Si Collection, Lower Volume
Radical: Dog (quǎn)
Entry: Fan
Kangxi stroke count: 6
Page 706, Entry 02
Ancient script
Pronounced fan (rising tone)
Yu Pian (Jade Chapters): To collide or touch.
Guang Yun (Broad Rhymes): To offend, to invade, to usurp, to overcome.
Erya, Explanation of Words: Fan means to overcome.
Commentary: To infringe or oppress, to prevail over.
Book of Documents (Shangshu), Counsels of Great Yu: Thus, do not commit an offense against the officials.
Book of Rites (Liji), Summary of the Rules of Propriety: When wearing armor and helmet, one should have a countenance that cannot be offended.
Tangan (Tangan, section of Liji): In serving one's parents, one should offer advice privately without being insubordinate.
Rites of Zhou (Zhouli), Summer Offices: The Grand Charioteer is in charge of driving the jade carriage for sacrificial rites and the Fanba rite.

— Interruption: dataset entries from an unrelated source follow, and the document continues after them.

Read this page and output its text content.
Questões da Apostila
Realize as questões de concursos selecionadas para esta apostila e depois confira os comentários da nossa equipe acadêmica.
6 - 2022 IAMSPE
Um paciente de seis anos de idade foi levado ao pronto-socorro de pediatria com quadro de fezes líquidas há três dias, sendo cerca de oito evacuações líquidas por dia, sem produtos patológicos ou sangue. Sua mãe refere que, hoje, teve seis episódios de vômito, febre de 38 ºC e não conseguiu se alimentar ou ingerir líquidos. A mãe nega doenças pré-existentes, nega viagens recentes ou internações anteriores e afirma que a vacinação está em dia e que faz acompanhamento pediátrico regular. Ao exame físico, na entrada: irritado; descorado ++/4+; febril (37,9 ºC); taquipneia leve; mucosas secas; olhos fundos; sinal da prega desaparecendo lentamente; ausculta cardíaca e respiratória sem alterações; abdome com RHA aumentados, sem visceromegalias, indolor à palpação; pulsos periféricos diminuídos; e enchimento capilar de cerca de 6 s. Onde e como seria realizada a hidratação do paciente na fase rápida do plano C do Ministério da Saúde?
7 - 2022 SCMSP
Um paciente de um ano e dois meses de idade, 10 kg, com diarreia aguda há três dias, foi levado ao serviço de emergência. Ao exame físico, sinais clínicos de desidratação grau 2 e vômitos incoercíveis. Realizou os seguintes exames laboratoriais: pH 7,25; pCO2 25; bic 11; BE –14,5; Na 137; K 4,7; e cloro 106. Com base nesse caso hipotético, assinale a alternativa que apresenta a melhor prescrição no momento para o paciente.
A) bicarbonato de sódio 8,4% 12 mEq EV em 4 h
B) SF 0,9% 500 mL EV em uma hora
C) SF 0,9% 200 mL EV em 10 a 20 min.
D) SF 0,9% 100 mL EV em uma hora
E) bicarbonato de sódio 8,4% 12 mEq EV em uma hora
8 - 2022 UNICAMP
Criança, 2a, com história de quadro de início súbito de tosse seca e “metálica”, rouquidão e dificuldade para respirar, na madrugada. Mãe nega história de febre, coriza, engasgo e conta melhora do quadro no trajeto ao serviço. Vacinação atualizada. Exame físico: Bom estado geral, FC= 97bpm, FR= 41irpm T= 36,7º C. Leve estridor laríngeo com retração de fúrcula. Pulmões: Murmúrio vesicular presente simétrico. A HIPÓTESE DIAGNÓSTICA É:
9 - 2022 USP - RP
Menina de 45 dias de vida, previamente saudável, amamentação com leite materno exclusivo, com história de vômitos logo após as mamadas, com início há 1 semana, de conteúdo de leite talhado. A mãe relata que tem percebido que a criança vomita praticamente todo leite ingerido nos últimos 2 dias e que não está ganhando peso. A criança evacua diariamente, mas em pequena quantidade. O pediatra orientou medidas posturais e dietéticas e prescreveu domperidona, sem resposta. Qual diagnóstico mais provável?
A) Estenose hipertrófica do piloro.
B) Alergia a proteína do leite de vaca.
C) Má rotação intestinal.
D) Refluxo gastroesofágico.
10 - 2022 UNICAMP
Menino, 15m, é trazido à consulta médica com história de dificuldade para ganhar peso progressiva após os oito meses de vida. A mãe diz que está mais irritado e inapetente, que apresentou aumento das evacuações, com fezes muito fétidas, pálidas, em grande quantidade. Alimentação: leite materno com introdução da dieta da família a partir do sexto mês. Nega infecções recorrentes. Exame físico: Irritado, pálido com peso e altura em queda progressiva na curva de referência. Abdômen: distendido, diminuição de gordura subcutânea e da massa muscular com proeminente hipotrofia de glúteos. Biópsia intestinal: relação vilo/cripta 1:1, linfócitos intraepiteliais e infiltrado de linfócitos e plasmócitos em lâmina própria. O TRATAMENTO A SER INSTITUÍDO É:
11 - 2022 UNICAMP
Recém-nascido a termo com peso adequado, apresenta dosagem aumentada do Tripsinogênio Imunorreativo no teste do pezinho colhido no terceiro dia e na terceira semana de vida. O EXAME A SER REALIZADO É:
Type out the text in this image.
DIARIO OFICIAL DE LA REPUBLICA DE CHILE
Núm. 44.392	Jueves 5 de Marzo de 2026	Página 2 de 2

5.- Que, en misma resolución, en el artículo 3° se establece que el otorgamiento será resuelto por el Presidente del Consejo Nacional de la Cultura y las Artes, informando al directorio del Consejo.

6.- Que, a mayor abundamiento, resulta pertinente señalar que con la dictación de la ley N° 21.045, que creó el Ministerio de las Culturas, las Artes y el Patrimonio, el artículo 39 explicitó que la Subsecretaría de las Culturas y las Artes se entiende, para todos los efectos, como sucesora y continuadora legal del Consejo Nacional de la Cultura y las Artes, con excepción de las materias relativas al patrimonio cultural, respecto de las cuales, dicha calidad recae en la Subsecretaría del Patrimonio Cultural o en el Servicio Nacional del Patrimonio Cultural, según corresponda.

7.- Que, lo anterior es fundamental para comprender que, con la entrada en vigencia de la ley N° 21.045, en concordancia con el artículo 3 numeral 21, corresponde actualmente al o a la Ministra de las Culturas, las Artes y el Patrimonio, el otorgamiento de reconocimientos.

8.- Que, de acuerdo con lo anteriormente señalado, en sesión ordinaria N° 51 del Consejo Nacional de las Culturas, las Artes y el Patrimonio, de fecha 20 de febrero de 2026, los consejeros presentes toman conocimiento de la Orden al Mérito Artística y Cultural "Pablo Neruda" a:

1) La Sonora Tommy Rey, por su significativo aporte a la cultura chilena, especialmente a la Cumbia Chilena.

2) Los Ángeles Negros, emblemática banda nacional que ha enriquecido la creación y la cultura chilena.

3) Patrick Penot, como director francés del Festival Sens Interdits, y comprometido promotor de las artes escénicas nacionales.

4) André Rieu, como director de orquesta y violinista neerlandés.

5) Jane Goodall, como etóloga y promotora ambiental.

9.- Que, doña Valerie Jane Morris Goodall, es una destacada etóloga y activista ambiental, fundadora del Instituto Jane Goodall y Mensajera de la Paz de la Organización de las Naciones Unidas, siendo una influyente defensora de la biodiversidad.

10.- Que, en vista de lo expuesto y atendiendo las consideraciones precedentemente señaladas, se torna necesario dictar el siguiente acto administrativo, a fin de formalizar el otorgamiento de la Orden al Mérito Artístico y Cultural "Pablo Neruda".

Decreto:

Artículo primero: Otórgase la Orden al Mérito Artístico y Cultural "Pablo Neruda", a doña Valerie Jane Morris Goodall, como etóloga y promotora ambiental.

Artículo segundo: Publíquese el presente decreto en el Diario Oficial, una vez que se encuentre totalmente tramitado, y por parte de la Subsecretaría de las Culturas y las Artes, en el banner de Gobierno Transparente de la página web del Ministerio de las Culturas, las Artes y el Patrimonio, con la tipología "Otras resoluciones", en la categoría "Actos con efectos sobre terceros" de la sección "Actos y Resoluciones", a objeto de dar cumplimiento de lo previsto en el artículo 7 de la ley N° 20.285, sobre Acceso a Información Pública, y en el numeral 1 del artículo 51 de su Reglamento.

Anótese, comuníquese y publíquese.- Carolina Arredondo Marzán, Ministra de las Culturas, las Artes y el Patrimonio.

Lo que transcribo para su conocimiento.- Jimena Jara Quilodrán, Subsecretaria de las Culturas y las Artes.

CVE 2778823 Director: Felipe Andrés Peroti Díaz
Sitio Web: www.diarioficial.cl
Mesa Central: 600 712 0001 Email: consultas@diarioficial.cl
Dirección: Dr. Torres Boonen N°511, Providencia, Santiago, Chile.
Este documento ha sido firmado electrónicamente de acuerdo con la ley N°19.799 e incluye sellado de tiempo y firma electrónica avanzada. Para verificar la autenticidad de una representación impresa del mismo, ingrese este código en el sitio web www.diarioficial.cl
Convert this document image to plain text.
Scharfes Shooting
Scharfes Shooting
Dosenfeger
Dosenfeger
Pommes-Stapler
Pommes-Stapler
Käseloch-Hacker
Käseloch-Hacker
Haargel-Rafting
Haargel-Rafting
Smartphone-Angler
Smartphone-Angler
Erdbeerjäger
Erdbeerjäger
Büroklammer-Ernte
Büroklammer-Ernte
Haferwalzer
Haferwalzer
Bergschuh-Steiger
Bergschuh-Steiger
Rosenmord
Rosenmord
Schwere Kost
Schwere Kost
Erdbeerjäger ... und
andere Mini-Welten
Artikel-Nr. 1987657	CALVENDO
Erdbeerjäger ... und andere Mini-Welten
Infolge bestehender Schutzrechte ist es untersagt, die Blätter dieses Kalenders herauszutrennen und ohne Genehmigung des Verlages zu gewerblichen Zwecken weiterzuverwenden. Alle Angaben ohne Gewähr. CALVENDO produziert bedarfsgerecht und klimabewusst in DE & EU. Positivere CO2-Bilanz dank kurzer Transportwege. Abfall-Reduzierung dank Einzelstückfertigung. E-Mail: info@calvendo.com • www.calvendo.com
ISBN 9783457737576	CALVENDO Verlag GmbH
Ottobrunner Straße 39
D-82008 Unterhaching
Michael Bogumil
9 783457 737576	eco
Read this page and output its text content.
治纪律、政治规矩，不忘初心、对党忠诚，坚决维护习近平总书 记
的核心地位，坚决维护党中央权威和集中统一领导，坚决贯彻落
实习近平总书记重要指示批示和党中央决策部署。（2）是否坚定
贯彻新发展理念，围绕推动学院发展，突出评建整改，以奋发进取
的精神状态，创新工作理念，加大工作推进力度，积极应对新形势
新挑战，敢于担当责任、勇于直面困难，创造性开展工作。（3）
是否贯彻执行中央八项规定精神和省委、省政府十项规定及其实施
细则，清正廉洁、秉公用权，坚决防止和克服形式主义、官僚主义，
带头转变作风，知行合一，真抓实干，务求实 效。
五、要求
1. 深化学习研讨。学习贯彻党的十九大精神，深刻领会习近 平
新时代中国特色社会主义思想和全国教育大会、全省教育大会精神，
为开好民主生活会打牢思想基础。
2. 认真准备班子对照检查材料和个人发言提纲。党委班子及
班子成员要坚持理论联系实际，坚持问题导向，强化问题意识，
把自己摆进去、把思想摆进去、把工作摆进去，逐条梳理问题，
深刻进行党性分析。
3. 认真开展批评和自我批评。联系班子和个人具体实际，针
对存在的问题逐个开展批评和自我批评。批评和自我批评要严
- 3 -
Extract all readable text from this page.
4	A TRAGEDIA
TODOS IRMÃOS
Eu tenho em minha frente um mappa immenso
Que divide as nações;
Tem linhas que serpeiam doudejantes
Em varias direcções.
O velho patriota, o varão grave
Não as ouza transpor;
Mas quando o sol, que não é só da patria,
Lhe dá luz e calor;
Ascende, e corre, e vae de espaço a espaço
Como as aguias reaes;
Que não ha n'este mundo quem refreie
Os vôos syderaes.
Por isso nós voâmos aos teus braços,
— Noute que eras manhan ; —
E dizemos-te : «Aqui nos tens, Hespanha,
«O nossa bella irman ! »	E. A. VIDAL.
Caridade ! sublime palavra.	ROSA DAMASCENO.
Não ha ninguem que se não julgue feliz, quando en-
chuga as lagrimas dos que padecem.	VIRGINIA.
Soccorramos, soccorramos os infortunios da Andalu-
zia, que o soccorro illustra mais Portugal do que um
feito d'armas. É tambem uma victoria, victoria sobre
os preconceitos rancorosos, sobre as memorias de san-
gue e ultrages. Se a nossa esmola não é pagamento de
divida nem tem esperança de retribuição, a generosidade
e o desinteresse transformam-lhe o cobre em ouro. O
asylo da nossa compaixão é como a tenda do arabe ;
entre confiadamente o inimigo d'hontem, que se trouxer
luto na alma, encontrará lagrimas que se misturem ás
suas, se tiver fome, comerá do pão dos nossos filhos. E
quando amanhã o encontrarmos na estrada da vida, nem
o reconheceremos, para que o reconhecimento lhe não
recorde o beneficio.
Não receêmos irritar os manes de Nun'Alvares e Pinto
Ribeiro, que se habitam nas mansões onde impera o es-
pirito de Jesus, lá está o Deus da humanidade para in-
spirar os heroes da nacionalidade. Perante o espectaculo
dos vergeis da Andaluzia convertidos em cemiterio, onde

Commentary: A ritual performed before a journey through mountains is called Ba. To perform the Fanba rite, one mounds earth to resemble a mountain, and uses bundles of mugwort, straw, and cypress as spirit tablets. Once the sacrifice is complete, one drives the carriage over the mound and departs, symbolizing the absence of danger or difficulty.
Zi Hui Bu (Supplement to the Collection of Characters): Also pronounced fan (falling tone).
Ouyang Xiu, Poem on the New Widow: The orchids wither and the fragrant herbs die, who is there to mourn? The withered chrysanthemums by the fence contend in beauty. The green pine maintains its integrity when facing danger, with an upright countenance so stern that it cannot be offended.